Scott, Et Vir v. Simmons, Et Ux.

10 So. 2d 122 | Fla. | 1942

The chancellor, upon final hearing, dismissed the appellants' bill to foreclose a mortgage given 27 June 1925, to secure a part of the purchase price of the encumbered property. The mortgagor conveyed the land and the instrument contained no reference to the encumbrance. The last grantee deeded the property to one of the appellees, E.H. Simmons.

We now give a chronology of events, surrounding the final transaction, from which must be determined the propriety of the chancellor's ruling that the appellants were not entitled to a decree.

Pursuant to a verbal contract between them, the appellee, E.H. Simmons, gave the then owner a check for one hundred dollars as a payment on the purchase price 5 July 1939 and immediately took possession of the property and began fencing it. At the same time he received from the seller an abstract of title and had it "brought down to date." According to the stipulation of counsel for the litigants the abstract was "certified to the 8th day of July, 1939 . . ." Soon thereafter the vendee became satisfied of the marketability of the title. Although the exact date is not fixed by testimony it was some time between July 8 and July 29, 1939, that he notified the vendor of his readiness to complete the transaction and on the latter date the deed and the check for the balance of the purchase price were exchanged. In the meantime, 14 July 1939, the mortgage of 27 June 1925 was recorded. The deed was filed for record 29 December 1939, and 29 April 1940 the appellee Simmons first received actual knowledge of the existence of the mortgage. *630

The problem with which we are confronted is the relative rights of the vendee, who took possession under the verbal contract without knowledge of the mortgage and before it was recorded, and the mortgagee, who placed her mortgage on record before delivery and recordation of the former's deed. The genuineness of the possession by the appellee Simmons is not challenged and it is not even suggested that it was casual, occasional, temporary, equivocal or of such character as not to provoke inquiry. 8 Thompson on Real Property (Permanent Edition), Page 421, et seq. Being of this quality the possession was certainly notice to the mortgagee that the possessor had a real interest in the property and his rights, therefore, were not affected by the lien. The mortgagee was relegated for relief to the interest of the vendor which she could reach provided she gave actual notice to the vendee. Recording the instrument, after the commencement of the possession, did not relieve her of the necessity of informing him of its existence and of the default of the mortgagor if she intended her claim to attach to the amount owed by him to the vendor. See Thompson on Real Property, supra, Page 424.

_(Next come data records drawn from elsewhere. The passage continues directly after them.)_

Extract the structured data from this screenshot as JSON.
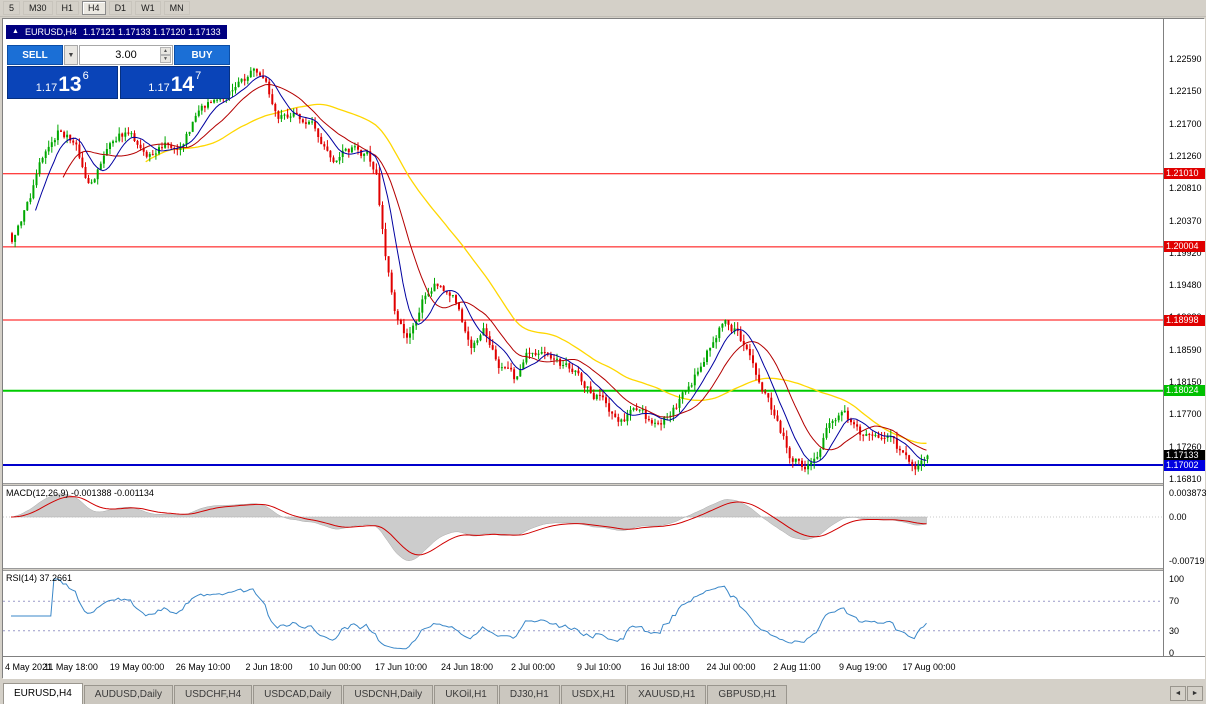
{
  "app": {
    "background": "#d4d0c8"
  },
  "toolbar": {
    "timeframes": [
      "5",
      "M30",
      "H1",
      "H4",
      "D1",
      "W1",
      "MN"
    ],
    "active": "H4"
  },
  "chart_header": {
    "arrow": "▲",
    "symbol": "EURUSD,H4",
    "ohlc": "1.17121 1.17133 1.17120 1.17133"
  },
  "trade_panel": {
    "sell_label": "SELL",
    "buy_label": "BUY",
    "volume": "3.00",
    "dropdown_icon": "▼",
    "spin_up_icon": "▲",
    "spin_down_icon": "▼",
    "sell_price": {
      "prefix": "1.17",
      "big": "13",
      "sup": "6"
    },
    "buy_price": {
      "prefix": "1.17",
      "big": "14",
      "sup": "7"
    },
    "button_color": "#1b6fd6",
    "price_box_color": "#0a44b8"
  },
  "price_scale": {
    "ticks": [
      "1.22590",
      "1.22150",
      "1.21700",
      "1.21260",
      "1.20810",
      "1.20370",
      "1.19920",
      "1.19480",
      "1.19030",
      "1.18590",
      "1.18150",
      "1.17700",
      "1.17260",
      "1.16810"
    ],
    "markers": [
      {
        "label": "1.21010",
        "price": 1.2101,
        "color": "#e00000"
      },
      {
        "label": "1.20004",
        "price": 1.20004,
        "color": "#e00000"
      },
      {
        "label": "1.18998",
        "price": 1.18998,
        "color": "#e00000"
      },
      {
        "label": "1.18024",
        "price": 1.18024,
        "color": "#00c000"
      },
      {
        "label": "1.17133",
        "price": 1.17133,
        "color": "#000000"
      },
      {
        "label": "1.17002",
        "price": 1.17002,
        "color": "#0000e0"
      }
    ]
  },
  "indicators": {
    "macd": {
      "label": "MACD(12,26,9) -0.001388 -0.001134",
      "scale": [
        "0.003873",
        "0.00",
        "-0.00719"
      ]
    },
    "rsi": {
      "label": "RSI(14) 37.2661",
      "scale": [
        "100",
        "70",
        "30",
        "0"
      ]
    }
  },
  "time_axis": [
    "4 May 2021",
    "11 May 18:00",
    "19 May 00:00",
    "26 May 10:00",
    "2 Jun 18:00",
    "10 Jun 00:00",
    "17 Jun 10:00",
    "24 Jun 18:00",
    "2 Jul 00:00",
    "9 Jul 10:00",
    "16 Jul 18:00",
    "24 Jul 00:00",
    "2 Aug 11:00",
    "9 Aug 19:00",
    "17 Aug 00:00"
  ],
  "tabs": {
    "items": [
      "EURUSD,H4",
      "AUDUSD,Daily",
      "USDCHF,H4",
      "USDCAD,Daily",
      "USDCNH,Daily",
      "UKOil,H1",
      "DJ30,H1",
      "USDX,H1",
      "XAUUSD,H1",
      "GBPUSD,H1"
    ],
    "active": 0,
    "nav_icons": [
      "◄",
      "►"
    ]
  },
  "chart_data": {
    "type": "candlestick",
    "symbol": "EURUSD",
    "timeframe": "H4",
    "title": "EURUSD,H4",
    "y_axis": {
      "min": 1.1681,
      "max": 1.2259
    },
    "last_price": 1.17133,
    "candle_count": 300,
    "price_anchors": [
      [
        0,
        1.2005
      ],
      [
        0.012,
        1.204
      ],
      [
        0.03,
        1.211
      ],
      [
        0.05,
        1.2155
      ],
      [
        0.068,
        1.215
      ],
      [
        0.085,
        1.2085
      ],
      [
        0.105,
        1.214
      ],
      [
        0.125,
        1.216
      ],
      [
        0.145,
        1.2128
      ],
      [
        0.165,
        1.214
      ],
      [
        0.185,
        1.2135
      ],
      [
        0.205,
        1.2195
      ],
      [
        0.225,
        1.221
      ],
      [
        0.245,
        1.2218
      ],
      [
        0.262,
        1.2242
      ],
      [
        0.278,
        1.2215
      ],
      [
        0.292,
        1.2175
      ],
      [
        0.31,
        1.219
      ],
      [
        0.33,
        1.2165
      ],
      [
        0.35,
        1.2118
      ],
      [
        0.368,
        1.2135
      ],
      [
        0.388,
        1.2128
      ],
      [
        0.398,
        1.2095
      ],
      [
        0.408,
        1.1985
      ],
      [
        0.42,
        1.1905
      ],
      [
        0.432,
        1.1878
      ],
      [
        0.448,
        1.1925
      ],
      [
        0.465,
        1.195
      ],
      [
        0.482,
        1.1938
      ],
      [
        0.5,
        1.1862
      ],
      [
        0.515,
        1.1888
      ],
      [
        0.532,
        1.184
      ],
      [
        0.548,
        1.1818
      ],
      [
        0.565,
        1.1855
      ],
      [
        0.582,
        1.1862
      ],
      [
        0.6,
        1.1838
      ],
      [
        0.618,
        1.1822
      ],
      [
        0.635,
        1.18
      ],
      [
        0.652,
        1.1778
      ],
      [
        0.668,
        1.1758
      ],
      [
        0.684,
        1.1782
      ],
      [
        0.7,
        1.1755
      ],
      [
        0.716,
        1.1768
      ],
      [
        0.732,
        1.1792
      ],
      [
        0.748,
        1.1828
      ],
      [
        0.764,
        1.1872
      ],
      [
        0.778,
        1.1897
      ],
      [
        0.792,
        1.1882
      ],
      [
        0.806,
        1.1852
      ],
      [
        0.82,
        1.1802
      ],
      [
        0.835,
        1.176
      ],
      [
        0.85,
        1.1716
      ],
      [
        0.865,
        1.1698
      ],
      [
        0.88,
        1.1708
      ],
      [
        0.895,
        1.1762
      ],
      [
        0.91,
        1.1772
      ],
      [
        0.925,
        1.1748
      ],
      [
        0.94,
        1.173
      ],
      [
        0.955,
        1.1746
      ],
      [
        0.97,
        1.1718
      ],
      [
        0.985,
        1.1688
      ],
      [
        1,
        1.17133
      ]
    ],
    "levels": [
      {
        "price": 1.2101,
        "color": "#ff0000",
        "width": 1
      },
      {
        "price": 1.20004,
        "color": "#ff0000",
        "width": 1
      },
      {
        "price": 1.18998,
        "color": "#ff0000",
        "width": 1
      },
      {
        "price": 1.18024,
        "color": "#00cc00",
        "width": 2
      },
      {
        "price": 1.17002,
        "color": "#0000cc",
        "width": 2
      }
    ],
    "colors": {
      "up": "#00a800",
      "down": "#e00000",
      "ma_fast": "#0000a0",
      "ma_mid": "#b40000",
      "ma_slow": "#ffd700",
      "macd_area": "#cccccc",
      "macd_signal": "#d00000",
      "rsi_line": "#3a87c8",
      "rsi_level_dash": "#9a9ac8"
    },
    "ma_periods": {
      "fast": 9,
      "mid": 18,
      "slow": 45
    },
    "macd": {
      "fast": 12,
      "slow": 26,
      "signal_period": 9,
      "scale_max": 0.003873,
      "scale_min": -0.00719
    },
    "rsi": {
      "period": 14,
      "levels": [
        70,
        30
      ],
      "range": [
        0,
        100
      ]
    }
  }
}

Authority for this conclusion may be found in a decision of this Court, Marion Mortgage Co. v. Grennan, 106 Fla. 913,143 So. 761, 87 A.L.R. 1492, where the same principle was involved and where the facts in all essential respects correspond with those in the instant case. It will be noted that in the cited case a purchaser went into possession of the property under a contract for deed and, subsequently, the owner gave a mortgage which was placed on record before the contract for deed was recorded. The court *631 recognized the rule that under the circumstances the mortgage was not constructive notice to the purchaser and that in the absence of any knowledge of that indebtedness or of default in its payment he, or his assigns, could continue to pay the amounts under his contract and eventually receive a deed conveying the property clear of encumbrances. We attach no importance to the fact that the contract for deed in the cited case was written and the one with which we are dealing, oral, because of the decision in Hoyt v. Evans, 91 Fla. 1053,109 So. 311, recognizing the efficacy of unwritten agreements for sale.

Our conclusion is that the decree should be and it is —

Affirmed.

BROWN, C. J., TERRELL and CHAPMAN, JJ., concur.